Lenape was named after Lenape people, an indigenous tribe that once occupied the land that is now modern-day New York City. Unami was named after the Unami language, an extinct language spoken by the Lenape people.

===One World Trade Center Series (2014) by Greg Goldberg===
Seven oil on canvas paintings by artist Greg Goldberg are displayed in the 64th floor sky lobby. Each painting is 5+1/2 by 6 ft, and was completed by Goldberg in his Connecticut studio. The paintings feature a wavy abstract colors.

===Prana by Bryan Hunt===
Bryan Hunt created the only public sculpture commissioned for the skyscraper. Prana, which means "life force" in Sanskrit, measures 13 by 5 ft, and is on display in the east side of the 64th floor sky lobby. The sculpture is inspired by airships, Hunt saying "I just wanted something kind of weightless and gravity free."

===Gravity of Nightfall and Blue Triptych-Intrusion Into the Blue (1961) by Fritz Bultman===
Abstract artist Fritz Bultman was the only deceased artist whose art was chosen for the World Trade Center Complex; all other works were commissioned and created specifically for the World Trade Center. Bultman, who died in 1983, was a member of a group of artists nicknamed "The Irascibles", along with Willem de Kooning, Mark Rothko, and Jackson Pollock. The paintings are on display in the North Lobby of the building.

===Randomly Placed Exact Percentages and Isotropic by Doug Argue===
The paintings by Minnesota artist Doug Argue are hung in the front of the lobby. Both works incorporate Argue's style of blending elements of math and science into his paintings.

==3 World Trade Center==
Untitled (Fish on Fire, Greenwich Street) 2024, a copper sculpture by Frank Gehry, has been mounted in the lobby of 3 World Trade Center since 2025. The sculpture, measuring 20 by 7 ft across, can rotate and is illuminated from inside.

One wall of 3 WTC's lobby contains Joystick, a 46 ft mural by James Rosenquist, which was originally painted in 2002 and reinstalled at 3 WTC in 2020.

==4 World Trade Center==
The new 4 World Trade Center was developed by Silverstein Properties, who appointed Robert Marcucci art consultant.
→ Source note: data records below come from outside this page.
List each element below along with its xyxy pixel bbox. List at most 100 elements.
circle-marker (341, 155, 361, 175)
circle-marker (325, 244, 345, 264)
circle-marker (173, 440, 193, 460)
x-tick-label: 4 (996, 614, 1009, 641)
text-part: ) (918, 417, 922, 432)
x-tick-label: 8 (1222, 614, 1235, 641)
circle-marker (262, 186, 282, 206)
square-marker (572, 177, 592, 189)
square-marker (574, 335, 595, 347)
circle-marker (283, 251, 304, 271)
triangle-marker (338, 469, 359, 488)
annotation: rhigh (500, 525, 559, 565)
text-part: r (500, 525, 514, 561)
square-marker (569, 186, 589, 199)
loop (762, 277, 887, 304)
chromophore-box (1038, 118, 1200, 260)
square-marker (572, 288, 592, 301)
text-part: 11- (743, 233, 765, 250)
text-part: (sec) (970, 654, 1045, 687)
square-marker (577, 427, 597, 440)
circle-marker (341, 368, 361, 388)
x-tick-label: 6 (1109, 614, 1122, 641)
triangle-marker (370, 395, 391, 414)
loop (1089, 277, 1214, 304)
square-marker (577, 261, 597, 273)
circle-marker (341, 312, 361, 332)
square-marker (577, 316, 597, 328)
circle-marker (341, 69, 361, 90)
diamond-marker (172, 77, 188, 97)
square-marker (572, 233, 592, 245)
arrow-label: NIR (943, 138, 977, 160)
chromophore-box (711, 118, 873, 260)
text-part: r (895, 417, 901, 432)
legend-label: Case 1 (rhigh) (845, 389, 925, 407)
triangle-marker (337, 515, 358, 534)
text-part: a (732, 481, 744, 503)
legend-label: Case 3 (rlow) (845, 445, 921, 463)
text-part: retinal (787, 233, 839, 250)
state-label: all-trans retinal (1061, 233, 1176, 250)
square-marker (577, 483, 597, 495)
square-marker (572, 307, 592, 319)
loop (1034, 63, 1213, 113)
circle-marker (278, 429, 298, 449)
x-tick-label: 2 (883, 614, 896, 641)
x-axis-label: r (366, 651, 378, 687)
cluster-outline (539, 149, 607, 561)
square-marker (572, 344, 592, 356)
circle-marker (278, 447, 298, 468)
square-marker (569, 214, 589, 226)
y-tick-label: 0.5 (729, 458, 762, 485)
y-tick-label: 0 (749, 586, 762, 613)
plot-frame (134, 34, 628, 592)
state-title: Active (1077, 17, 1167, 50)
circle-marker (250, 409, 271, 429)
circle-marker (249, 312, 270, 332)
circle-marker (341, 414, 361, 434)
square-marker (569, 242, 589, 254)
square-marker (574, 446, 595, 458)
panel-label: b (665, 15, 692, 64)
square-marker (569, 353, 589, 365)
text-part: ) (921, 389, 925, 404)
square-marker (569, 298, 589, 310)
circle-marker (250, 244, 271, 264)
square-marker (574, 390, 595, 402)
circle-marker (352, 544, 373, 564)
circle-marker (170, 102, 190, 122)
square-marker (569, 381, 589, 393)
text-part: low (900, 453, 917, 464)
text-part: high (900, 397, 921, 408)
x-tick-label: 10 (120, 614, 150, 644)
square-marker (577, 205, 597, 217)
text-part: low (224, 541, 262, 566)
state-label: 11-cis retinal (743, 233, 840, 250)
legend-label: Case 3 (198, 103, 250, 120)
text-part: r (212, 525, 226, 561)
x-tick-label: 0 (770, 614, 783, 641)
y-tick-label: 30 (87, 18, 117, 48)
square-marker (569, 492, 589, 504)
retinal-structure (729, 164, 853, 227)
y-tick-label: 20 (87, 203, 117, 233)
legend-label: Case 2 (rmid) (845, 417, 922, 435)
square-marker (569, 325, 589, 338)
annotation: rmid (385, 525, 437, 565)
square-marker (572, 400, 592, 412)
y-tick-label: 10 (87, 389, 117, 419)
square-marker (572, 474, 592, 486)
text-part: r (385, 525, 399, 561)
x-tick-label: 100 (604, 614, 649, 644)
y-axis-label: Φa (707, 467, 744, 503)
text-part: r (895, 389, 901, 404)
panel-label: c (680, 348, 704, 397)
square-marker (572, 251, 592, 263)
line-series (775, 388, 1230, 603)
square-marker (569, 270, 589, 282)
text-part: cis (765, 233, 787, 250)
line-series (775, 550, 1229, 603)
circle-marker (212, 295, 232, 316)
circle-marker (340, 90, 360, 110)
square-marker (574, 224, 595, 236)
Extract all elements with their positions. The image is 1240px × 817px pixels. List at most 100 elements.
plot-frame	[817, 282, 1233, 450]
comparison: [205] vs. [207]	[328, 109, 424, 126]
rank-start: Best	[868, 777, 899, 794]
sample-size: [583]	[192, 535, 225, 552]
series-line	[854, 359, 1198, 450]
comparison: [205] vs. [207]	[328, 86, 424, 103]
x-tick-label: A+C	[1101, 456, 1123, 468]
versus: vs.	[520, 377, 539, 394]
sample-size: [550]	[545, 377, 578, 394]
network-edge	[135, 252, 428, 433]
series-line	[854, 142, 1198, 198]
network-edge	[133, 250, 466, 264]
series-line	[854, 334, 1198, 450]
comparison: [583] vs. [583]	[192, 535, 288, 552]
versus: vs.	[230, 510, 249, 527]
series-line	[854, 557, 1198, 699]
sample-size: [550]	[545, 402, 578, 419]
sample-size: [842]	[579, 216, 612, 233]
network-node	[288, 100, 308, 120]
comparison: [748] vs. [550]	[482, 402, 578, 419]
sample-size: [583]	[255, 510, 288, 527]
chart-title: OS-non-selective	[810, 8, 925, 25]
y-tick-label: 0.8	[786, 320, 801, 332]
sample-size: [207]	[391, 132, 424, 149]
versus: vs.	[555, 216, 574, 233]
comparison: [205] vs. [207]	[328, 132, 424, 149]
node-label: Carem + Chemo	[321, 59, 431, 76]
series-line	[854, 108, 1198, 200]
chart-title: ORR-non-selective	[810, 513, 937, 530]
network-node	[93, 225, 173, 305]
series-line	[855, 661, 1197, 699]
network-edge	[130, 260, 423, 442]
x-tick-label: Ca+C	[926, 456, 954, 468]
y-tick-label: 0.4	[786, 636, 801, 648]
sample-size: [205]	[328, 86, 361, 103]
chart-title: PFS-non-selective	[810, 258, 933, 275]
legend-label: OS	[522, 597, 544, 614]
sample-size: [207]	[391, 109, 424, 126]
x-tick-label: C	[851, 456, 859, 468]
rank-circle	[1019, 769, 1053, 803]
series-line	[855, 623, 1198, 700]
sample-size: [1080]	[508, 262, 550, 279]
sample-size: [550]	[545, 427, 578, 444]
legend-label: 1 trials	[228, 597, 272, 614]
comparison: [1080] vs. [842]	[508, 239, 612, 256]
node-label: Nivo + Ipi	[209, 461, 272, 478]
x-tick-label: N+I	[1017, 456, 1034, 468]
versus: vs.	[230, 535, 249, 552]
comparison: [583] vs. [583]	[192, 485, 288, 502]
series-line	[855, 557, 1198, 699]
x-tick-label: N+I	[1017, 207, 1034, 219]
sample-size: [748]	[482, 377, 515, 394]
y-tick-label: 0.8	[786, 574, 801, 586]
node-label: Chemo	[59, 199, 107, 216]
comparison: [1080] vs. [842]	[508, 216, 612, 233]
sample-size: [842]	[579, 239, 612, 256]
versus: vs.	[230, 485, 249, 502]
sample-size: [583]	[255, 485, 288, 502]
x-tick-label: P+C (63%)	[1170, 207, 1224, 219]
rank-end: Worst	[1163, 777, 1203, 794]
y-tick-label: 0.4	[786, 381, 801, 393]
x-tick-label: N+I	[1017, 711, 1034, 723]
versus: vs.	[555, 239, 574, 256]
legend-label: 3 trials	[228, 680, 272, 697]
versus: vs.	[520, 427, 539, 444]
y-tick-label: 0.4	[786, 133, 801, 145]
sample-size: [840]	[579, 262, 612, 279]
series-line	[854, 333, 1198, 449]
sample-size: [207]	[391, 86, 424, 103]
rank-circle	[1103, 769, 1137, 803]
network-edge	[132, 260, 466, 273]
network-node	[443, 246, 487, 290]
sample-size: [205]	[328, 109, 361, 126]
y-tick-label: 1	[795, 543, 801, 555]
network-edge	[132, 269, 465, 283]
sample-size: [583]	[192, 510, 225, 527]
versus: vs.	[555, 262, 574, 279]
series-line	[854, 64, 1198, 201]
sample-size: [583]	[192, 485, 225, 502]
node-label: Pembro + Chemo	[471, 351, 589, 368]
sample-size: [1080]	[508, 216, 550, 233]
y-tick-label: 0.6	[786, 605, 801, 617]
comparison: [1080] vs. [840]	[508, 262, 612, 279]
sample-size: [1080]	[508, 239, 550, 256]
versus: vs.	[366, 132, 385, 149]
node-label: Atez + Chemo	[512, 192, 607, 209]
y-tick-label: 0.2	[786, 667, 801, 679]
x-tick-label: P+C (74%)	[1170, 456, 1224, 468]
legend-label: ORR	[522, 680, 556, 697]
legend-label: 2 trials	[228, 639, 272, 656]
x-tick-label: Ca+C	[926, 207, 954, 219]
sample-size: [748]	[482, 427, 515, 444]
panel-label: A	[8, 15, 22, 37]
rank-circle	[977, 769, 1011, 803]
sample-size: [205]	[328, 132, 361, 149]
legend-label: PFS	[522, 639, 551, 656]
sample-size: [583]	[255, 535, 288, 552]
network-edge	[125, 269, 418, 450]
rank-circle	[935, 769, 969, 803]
Marcucci, along with the company's chief marketing officer Dara McQuillan, put forward the idea to create an art studio and gallery on the 69th floor of the building.

===Memorial by David Uda===
Irish artist David Uda was commissioned to paint a memorial to the victims, which is located on the floor of the 69th story of the World Trade Center 4. The painting took several weeks to complete, and features a large circle containing 2,606 painted flowers, one for each person that died at the World Trade Center on September 11. It also contains 13 stripes, a reference to the American flag.

=== Large-scale Installation by Kozo Nishino ===
Japanese sculptor and kinetic artist from Kyoto, Japan, Kozo Nishino was commissioned to create a 30-meter-diameter titanium arc in the lobby of 4 World Trade Center. The installation is titled Sky Memory and was his first commission in the United States. The sculpture weights 215 kilograms and is suspended about 7 meters above the ground so that it appears as if it is floating.

==7 World Trade Center==
Jeff Koons's Balloon Flower (Red), on loan to Larry Silverstein, was located outside 7 World Trade Center from 2006 until 2018 when it was removed for refurbishment. In 2021, Frank Stella's Jasper's Split Star was installed in the same spot.